The location will be set automatically under the
This makes it easy to work with data stored in external locations, such as Amazon S3 or Azure Blob Storage, without having to move it into Databricks' file system.
How Rivery Manages Data Loads and Table Metadata?
The first step in the loading process is creating the target Schema if it doesn't already exist. Rivery checks and ensures that the Schema is present in the Databricks workspace. If the Schema is not found, Rivery creates the Schema for the user.
The personal access token provided to the user should have sufficient permissions to create new Schemas in the system; otherwise, the source to target process may fail.
The user should contact their Databricks account manager or admin to provide them with a token that has CREATE SCHEMA permissions in Databricks.
If no Schema is provided in the process, the default Schema name is "default".

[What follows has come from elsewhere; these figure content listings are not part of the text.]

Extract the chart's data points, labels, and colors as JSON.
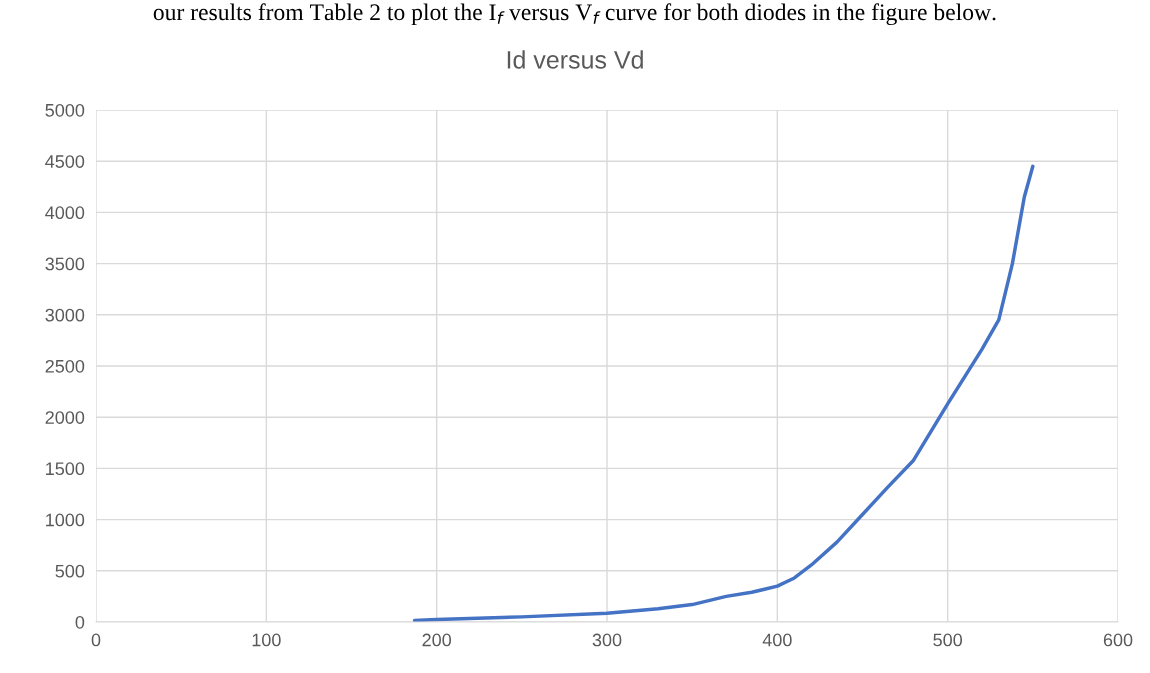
{
  "chart_data": {
    "type": "line",
    "title": "Id versus Vd",
    "annotations": [
      "our results from Table 2 to plot the I$_{f}$ versus V$_{f}$ curve for both diodes in the figure below."
    ],
    "x": [
      187,
      200,
      250,
      300,
      330,
      350,
      370,
      385,
      400,
      410,
      420,
      435,
      450,
      465,
      480,
      500,
      520,
      530,
      538,
      545,
      550
    ],
    "series": [
      {
        "color": "#4472c4",
        "values": [
          15,
          25,
          50,
          85,
          130,
          170,
          250,
          290,
          350,
          430,
          557,
          780,
          1050,
          1320,
          1580,
          2130,
          2660,
          2950,
          3500,
          4150,
          4450
        ]
      }
    ],
    "xlim": [
      0,
      600
    ],
    "xticks": [
      0,
      100,
      200,
      300,
      400,
      500,
      600
    ],
    "ylim": [
      0,
      5000
    ],
    "yticks": [
      0,
      500,
      1000,
      1500,
      2000,
      2500,
      3000,
      3500,
      4000,
      4500,
      5000
    ],
    "grid": true,
    "legend": false,
    "marker": "none",
    "line_style": "solid"
  }
}
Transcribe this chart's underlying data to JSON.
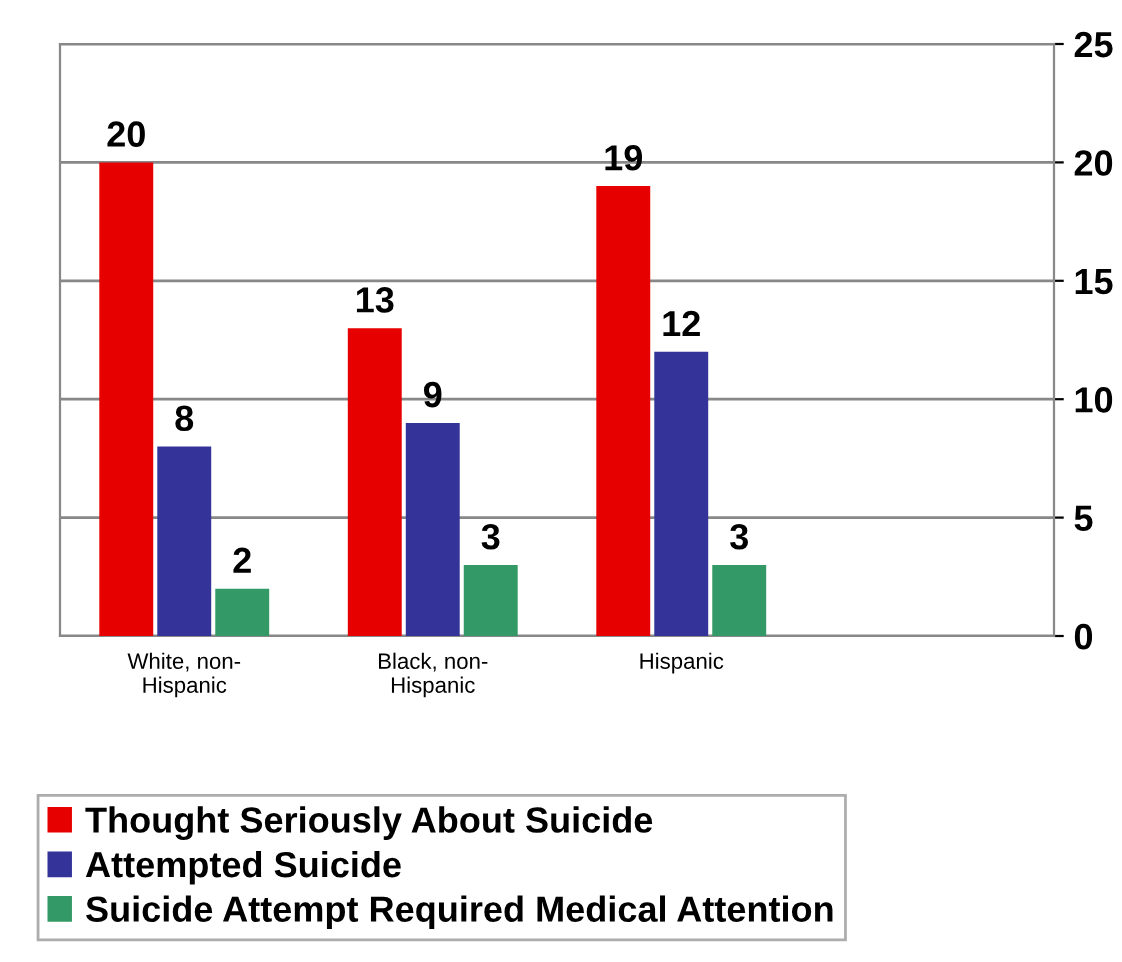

The next step is staging table loading, which involves creating a table with the "tmp_" prefix and the correct metadata. Rivery loads the data to the "tmp_" table using the COPY command. If the source data format is CSV, the "tmp_" table is created using the fields in the mapping, which are typed-converted. If the source data format is JSON, a one-columned table with string data type is created.
Rivery then flattens the data using JSON Extract Functions (if the source data format is JSON) and casts it with
cast([column] as [dataType]) as [alias] syntax.
Rivery also auto-scales integer columns to the right integer data type based on their data length (SMALLINT->INTEGER->BIGINT->NUMERIC). After that, Rivery drops the old "tmp_" table with the json_data field (if it exists).
In the last stage, Rivery loads data from the staging table to the target table. All the following steps are performed in one transaction based on Postgres' ability to run DDL and DML inside one transaction:
Rivery defines and updates any metadata changes on the target table, excluding dropping columns.
If the target table does not exist, Rivery creates it using the "CREATE AS SELECT" clause.
If the append loading mode is selected, Rivery clones the target table and adds/drops/alters columns in the clone table. Rivery then loads the data to the target table using the loading mode.
Finally, Rivery uses DEEP CLONE to clone the "tmp_" table into the target table and drops the "tmp_" tables in the process.